Both are valid ways to sell on Haubot. The choice is not "which is better" — it's "which fits this asset and this market window." Here's how to decide.
When an auction usually wins
Auctions outperform fixed-price listings when:
- There's real competition. Multiple qualified buyers are likely to bid. Cross-border assets where 4-5 markets pay attention is the classic case.
- Market price is uncertain. New category, atypical configuration, asset just came up — you genuinely don't know what it's worth and want the market to tell you.
- You need a hard close date. Auctions end on a fixed timestamp. Useful when you have a deadline (fleet rotation, end-of-lease, project deadline).
- The asset is desirable enough to draw a crowd. Auctions that get one or two bids underperform fixed-price listings. Auctions with 8+ qualified bidders almost always beat the asking price.
When fixed-price usually wins
Fixed-price listings outperform auctions when:
- The asset is niche. Specialist parts, obscure brand, narrow buyer pool. Most fixed-price listings sell to one or two qualified buyers anyway — an auction wouldn't have more participants.

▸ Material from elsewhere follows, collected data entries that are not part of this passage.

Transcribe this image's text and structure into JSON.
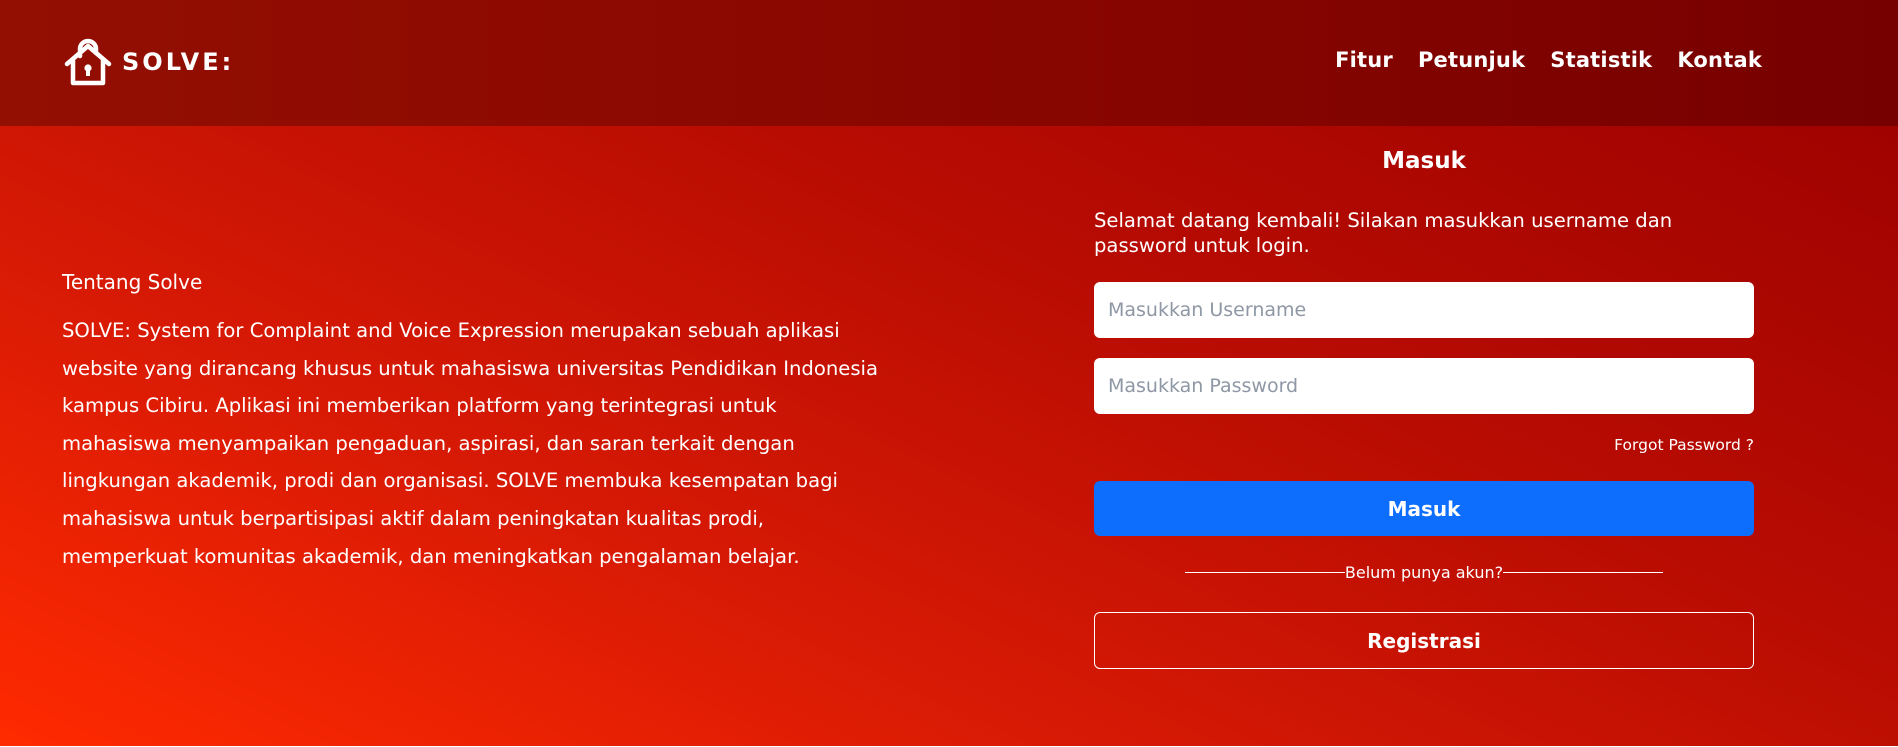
{
  "brand": {
    "name": "SOLVE:",
    "logo_icon": "house-lock-icon"
  },
  "nav": {
    "items": [
      "Fitur",
      "Petunjuk",
      "Statistik",
      "Kontak"
    ]
  },
  "about": {
    "title": "Tentang Solve",
    "body": "SOLVE: System for Complaint and Voice Expression merupakan sebuah aplikasi website yang dirancang khusus untuk mahasiswa universitas Pendidikan Indonesia kampus Cibiru. Aplikasi ini memberikan platform yang terintegrasi untuk mahasiswa menyampaikan pengaduan, aspirasi, dan saran terkait dengan lingkungan akademik, prodi dan organisasi. SOLVE membuka kesempatan bagi mahasiswa untuk berpartisipasi aktif dalam peningkatan kualitas prodi, memperkuat komunitas akademik, dan meningkatkan pengalaman belajar."
  },
  "login": {
    "title": "Masuk",
    "intro": "Selamat datang kembali! Silakan masukkan username dan password untuk login.",
    "username_placeholder": "Masukkan Username",
    "username_value": "",
    "password_placeholder": "Masukkan Password",
    "password_value": "",
    "forgot_label": "Forgot Password ?",
    "submit_label": "Masuk",
    "divider_text": "Belum punya akun?",
    "register_label": "Registrasi"
  },
  "colors": {
    "navbar": "#870500",
    "hero_start": "#ff2a00",
    "hero_end": "#9a0000",
    "primary_button": "#0d6efd",
    "text": "#ffffff"
  }
}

- Buyers need time to inspect and finance. Auctions reward fast bidders. If your typical buyer wants to send an inspector, get financing approved, and consult a board — a 7-day auction window is too short.
- You have a firm minimum you won't go below. You can set a reserve price in an auction, but reserves discourage bidders ("why bid if I don't know what's needed?"). A fixed-price listing with the same minimum as the asking price is cleaner.
- You don't want the urgency optics. Some buyers read auctions as "must sell, distressed" — which can pull the final price down rather than up.
The trade-offs at a glance
| Auction | Fixed price | |
|---|---|---|
| Hard close date | Yes | No |
| Price discovery | High | None |
| Best with many bidders | Required | Not required |
| Reserve possible | Yes (hidden or visible) | n/a — price is the price |
| Buyer can negotiate | No (bid is bid) | Yes (via Messenger) |
| Time to close | Fixed (auction length) | Variable |
| Effort for seller | Higher (auction setup, dispute handling if needed) | Lower |
Hybrid: fixed-price with auction conversion
You can list at a fixed price and convert to an auction later if you're getting interest but no closer. The reverse (auction → fixed price) doesn't work mid-auction — bids are binding.
Auction modes — Seller Managed vs Haubot Managed
If you choose auction, you also choose who runs it:
- Seller Managed Auction — you set the rules, you handle bidder qualification, you handle the dispute process if it comes up.
- Haubot Managed Auction — Haubot runs the auction, manages bidder access and deposits, and steps into disputes between buyer and seller.
See Auction modes for the full comparison and Deposits and fees for what each costs.
Quick decision rule
If you can answer "yes" to all three — there will be real competition, you need a hard close date, and the asset is desirable enough to draw a crowd — auction. Otherwise fixed-price is usually the lower-effort, more predictable choice.